Mammone was asked if he wanted to revise his motion, but he declined. He said he had faith in city officials to consider revision without a motion.
Mammone’s motion passed, over Adamowski’s lone vote against.
Alderman Joseph Jaumann then made a second motion to advise the city to consider charter revision in the next several months. This motion passed unanimously.
In a phone call with the Valley Indy, Marini said Mayor Cassetti will propose members for the Charter Revision Commission to the Aldermen at their next regular meeting, on March 12.
The city had previously signaled its intent to revise the charter’s timeline in 2022, but that revision never happened.
Miller’s proposed schedule has been accepted by the Aldermen and can be viewed here. It is as follows:
Thursday, April 25, 2024 (6:30 p.m.) — Mayor presents his budget via Zoom to a joint special meeting of the Board of Aldermen and the Board of Apportionment and Taxation.
Wednesday, May 1, 2024 (6:30 p.m.) — Board of Apportionment and Taxation and the Board of Aldermen Finance Subcommittee will hold a special budget workshop in the Alderman Chambers at City Hall.
Monday, May 6, 2024 (6:30 p.m.) — Board of Apportionment and Taxation will hold a Public Hearing on the proposed FY 2024 budget in the Aldermen Chambers at City Hall. After the meeting, the Board of Apportionment and Taxation will hold their regular monthly meeting which will include a budget workshop will be held with the Board of Aldermen Finance Subcommittee.

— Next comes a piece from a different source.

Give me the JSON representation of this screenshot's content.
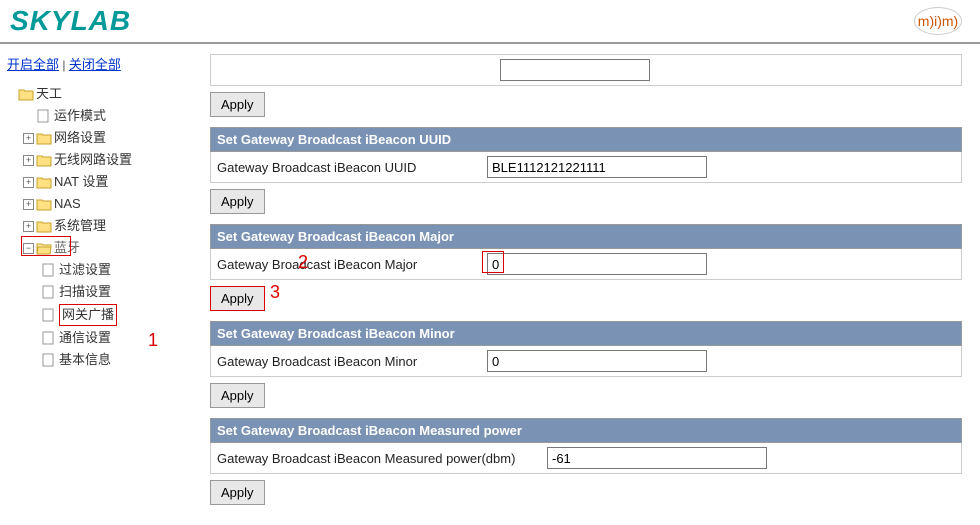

Wednesday, May 8, 2024 (6:30 p.m.) — Board of Apportionment and Taxation and the Board of Aldermen Finance Subcommittee will hold a special budget workshop in the Aldermen Chambers at City Hall. Also at this meeting, the Board of Apportionment and Taxation will vote to forward the proposed FY 2025 budget on to the full Board of Aldermen.
Tuesday, May 28, 2024 (6:30 p.m.) — Board of Aldermen will hold a Public Hearing on the proposed FY 2025 budget in the Aldermen Chambers at City Hall. After the meeting, a budget workshop will be held.
Wednesday, May 29, 2024 (6:30 p.m.) — Board of Aldermen will hold a special budget workshop in the Aldermen Chambers at City Hall.
Thursday, May 30, 2024 (6:30 p.m.) — Board of Aldermen will hold a special meeting via Zoom to vote on adoption of the FY 2025 City of Ansonia budget.